Cincinnati Children's has promoted a guarantee that an urgent reading will take an hour or less from the end of a radiology procedure to final sign-off by a radiologist and communication of the results to the attending physician, he says. Combined with process changes, the radiology department initially delivered on the promise 80% of the time, and now its radiologists are held to a 95% success rate. "Without PACS we couldn't have offered that guarantee," Johnson says.
The current routine is an order-of-magnitude difference from the previous dependence on using pickup trucks to get films back and forth between the central radiology department and the seven outlying outpatient facilities, Johnson says.
Among other business benefits, the cost of a study has dropped to $37 from $42. And by focusing on service, the hospital has prompted pediatricians at the outskirts of its service area to send children to the outpatient clinics instead of to nearby adult hospitals where they sit around longer waiting for their turn-and longer before getting some word about a diagnosis. "What we claim we're good at is the medical report," Johnson says. "The image is just a tool."
Just getting urgent films interpreted and communicated on the same day they're taken is a blessing for parents who need to know, for example, if they have to take the next day off from work, Johnson says.
A clinical path
Oddly, computer systems could not combine radiology images and interpretation on the same screen a few years ago because the industry technical standards developed for each activity were not compatible. That has bred inefficiency because of the manual intervention it takes to reconcile information from two different information systems, says Vishal Wanchoo, vice president and general manager of radiology systems for the GE Medical IT division.
Spurred by an integration initiative sponsored by the Healthcare Information and Management Systems Society and the Radiological Society of North America, GE Medical plans to unveil an integrated radiology information and imaging system later this month at the annual RSNA conference in Chicago, Wanchoo says.
Other companies marketing clinical information services, including Siemens, IDX Systems Corp. and Cerner Corp., are scrambling to acquire or upgrade PACS capabilities and integrate them into their radiology information systems.

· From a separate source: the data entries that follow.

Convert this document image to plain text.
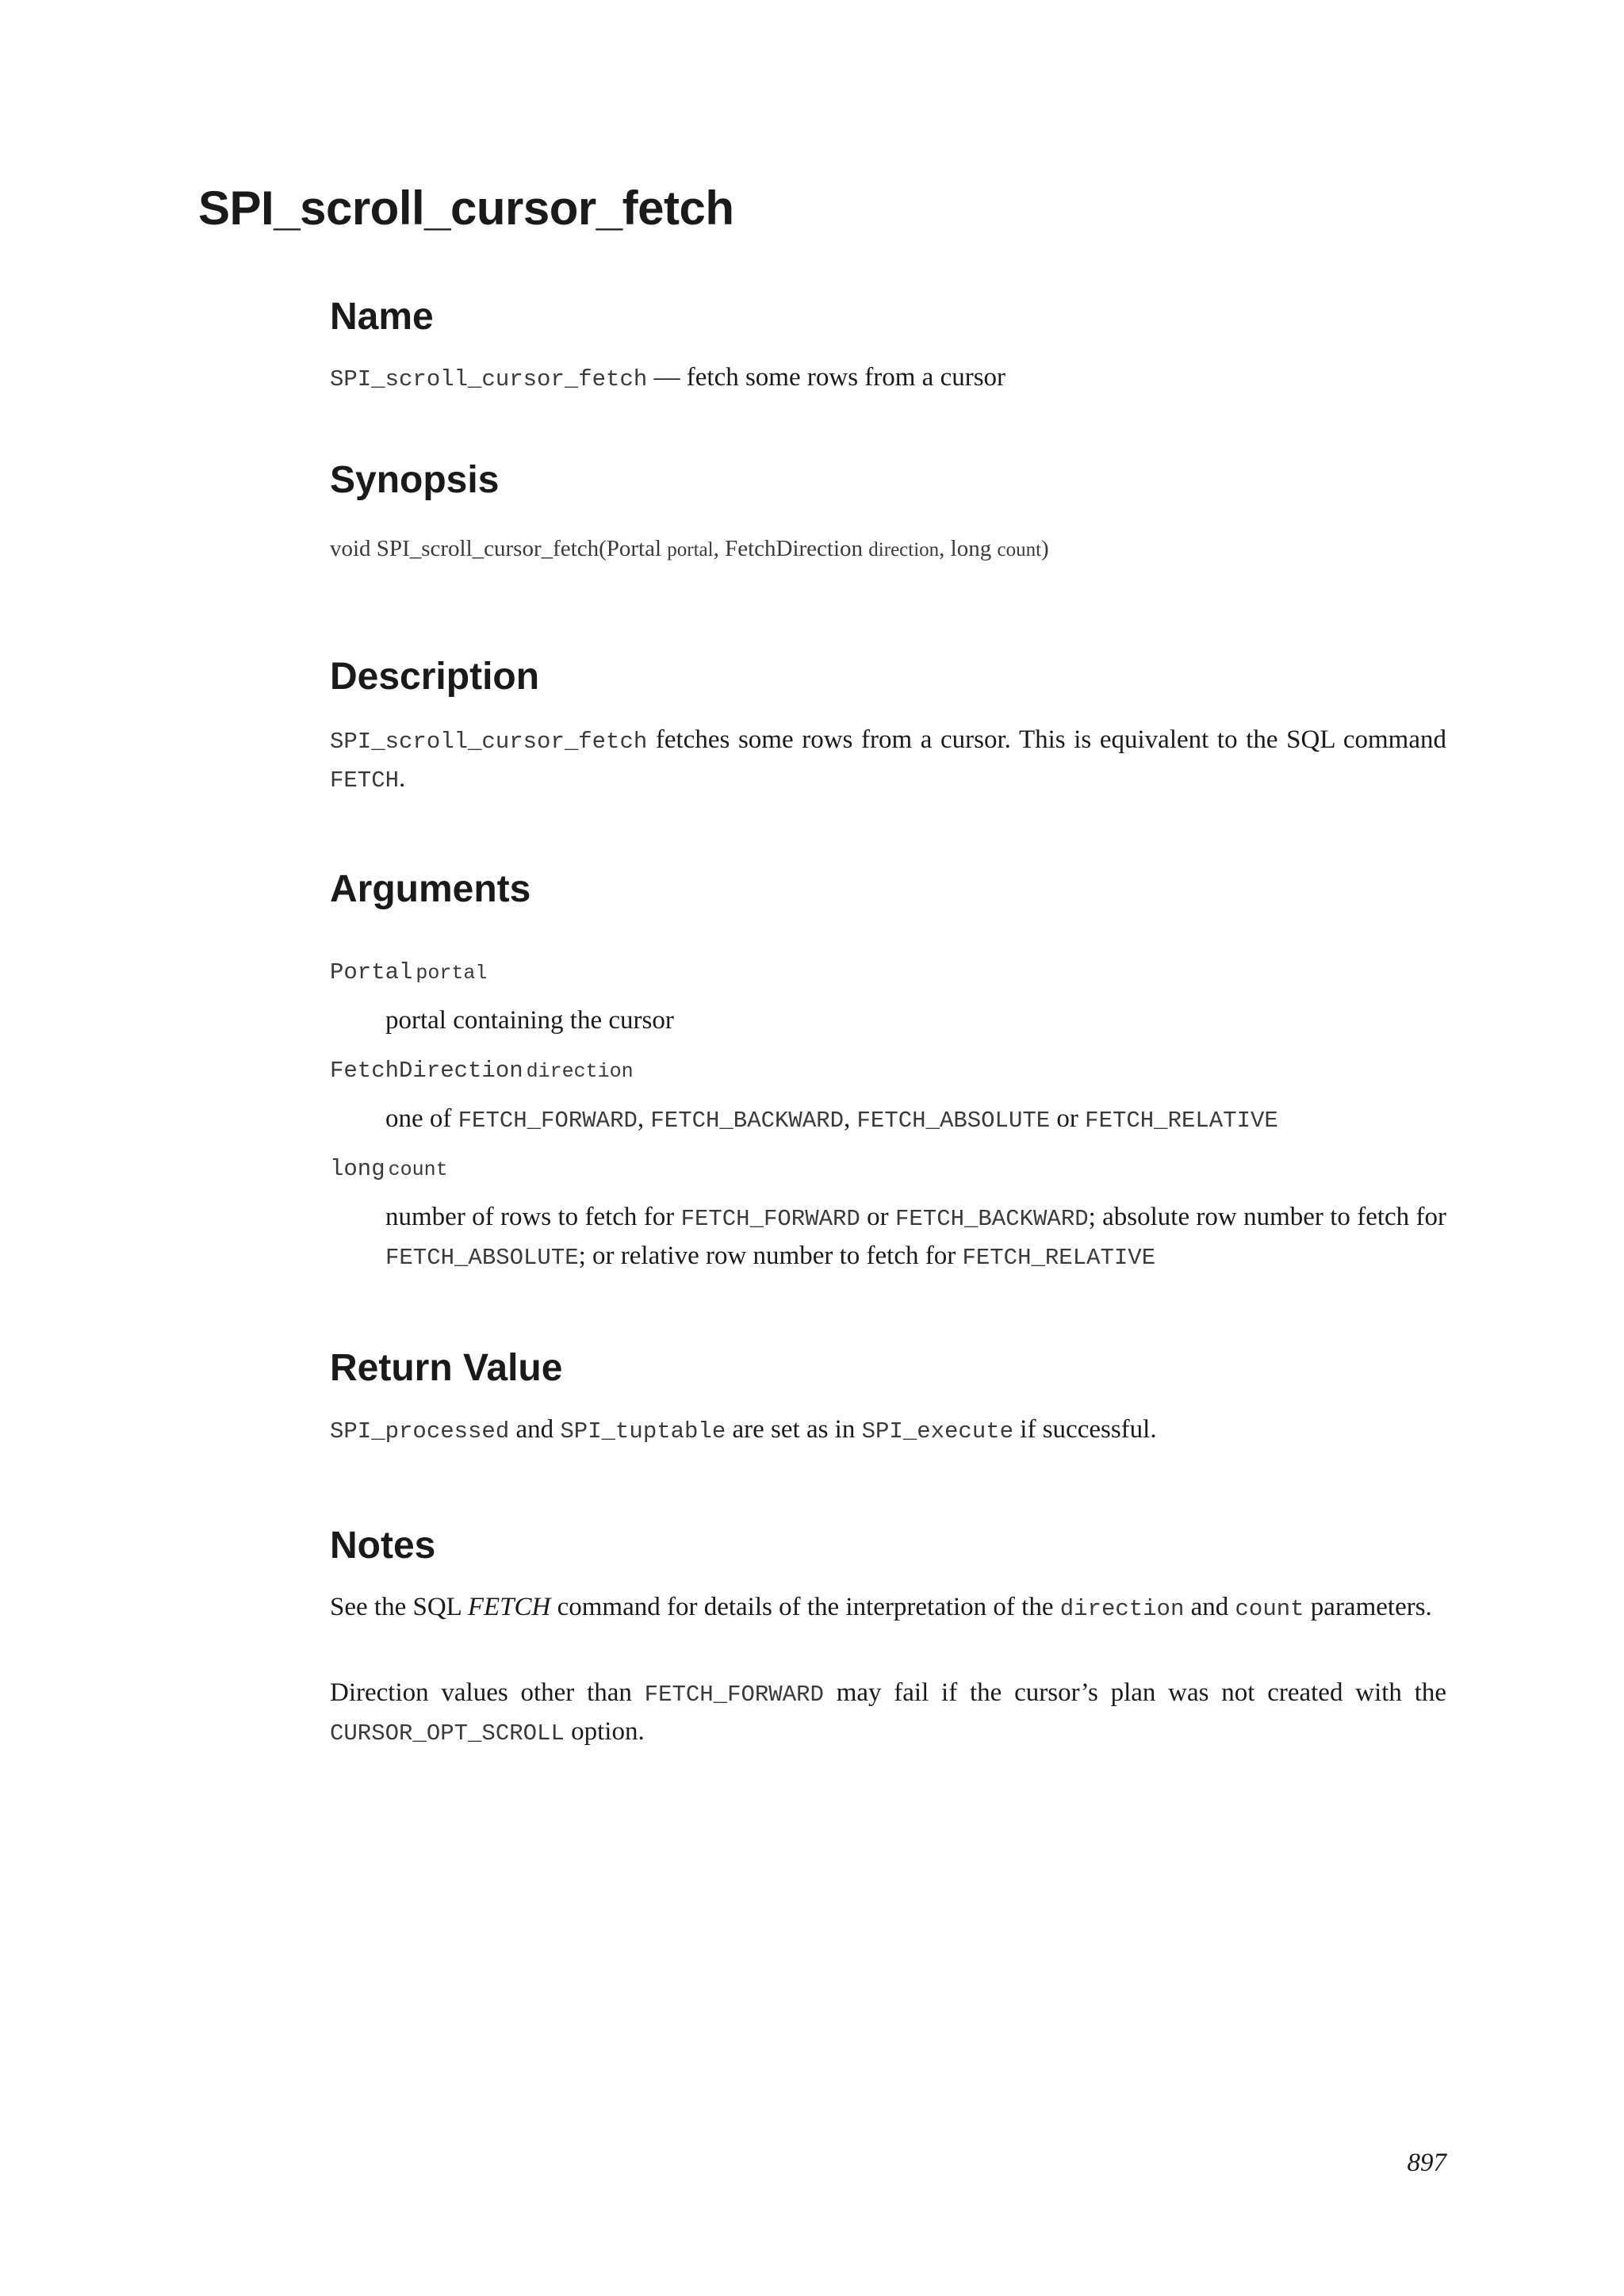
SPI_scroll_cursor_fetch
Name

SPI_scroll_cursor_fetch — fetch some rows from a cursor

Synopsis

void SPI_scroll_cursor_fetch(Portal portal, FetchDirection direction, long count)

Description

SPI_scroll_cursor_fetch fetches some rows from a cursor. This is equivalent to the SQL command FETCH.

Arguments

Portal portal

portal containing the cursor

FetchDirection direction

one of FETCH_FORWARD, FETCH_BACKWARD, FETCH_ABSOLUTE or FETCH_RELATIVE

long count

number of rows to fetch for FETCH_FORWARD or FETCH_BACKWARD; absolute row number to fetch for FETCH_ABSOLUTE; or relative row number to fetch for FETCH_RELATIVE

Return Value

SPI_processed and SPI_tuptable are set as in SPI_execute if successful.

Notes

See the SQL FETCH command for details of the interpretation of the direction and count parameters.

Direction values other than FETCH_FORWARD may fail if the cursor’s plan was not created with the CURSOR_OPT_SCROLL option.

897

Meanwhile, GE Medical is crossing into the clinical IT sector with an initiative to supply "information moving as fast as the patient through the (provider) system," says Vik Kheterpal, M.D., vice president and general manager of clinical information systems and former president of Ann Arbor, Mich.-based SEC, a clinical software company GE Medical purchased last year.
Although most hospitals have administration and scheduling information systems and have automated lab and pharmacy information, "largely untouched is all the stuff near the patient," he says. The SEC-derived applications integrate data from areas that depend on patient data and physician order management to be effective: emergency, operating rooms, critical-care and intensive-care units, obstetrics and neonatal ICUs, perioperative-care units, radiology and cardiology.
The captured and presented clinical information also enters into workflow management. The emergency-department application tracks patients and care stations opening up in the ER to monitor whether people are waiting unnecessarily, Kheterpal says.
The operating-room information system is set up for the day of surgery to go well by tracking what needs to be done beforehand. For instance, if a surgeon hasn't read a result from the cardiac catheterization lab 72 hours before a planned operation, an alert brings it to a manager's attention, Kheterpal says.
The clinical system is operating at five provider organizations representing 12 facilities, including the University of Michigan's medical center and the four facilities of Community Hospitals Indianapolis.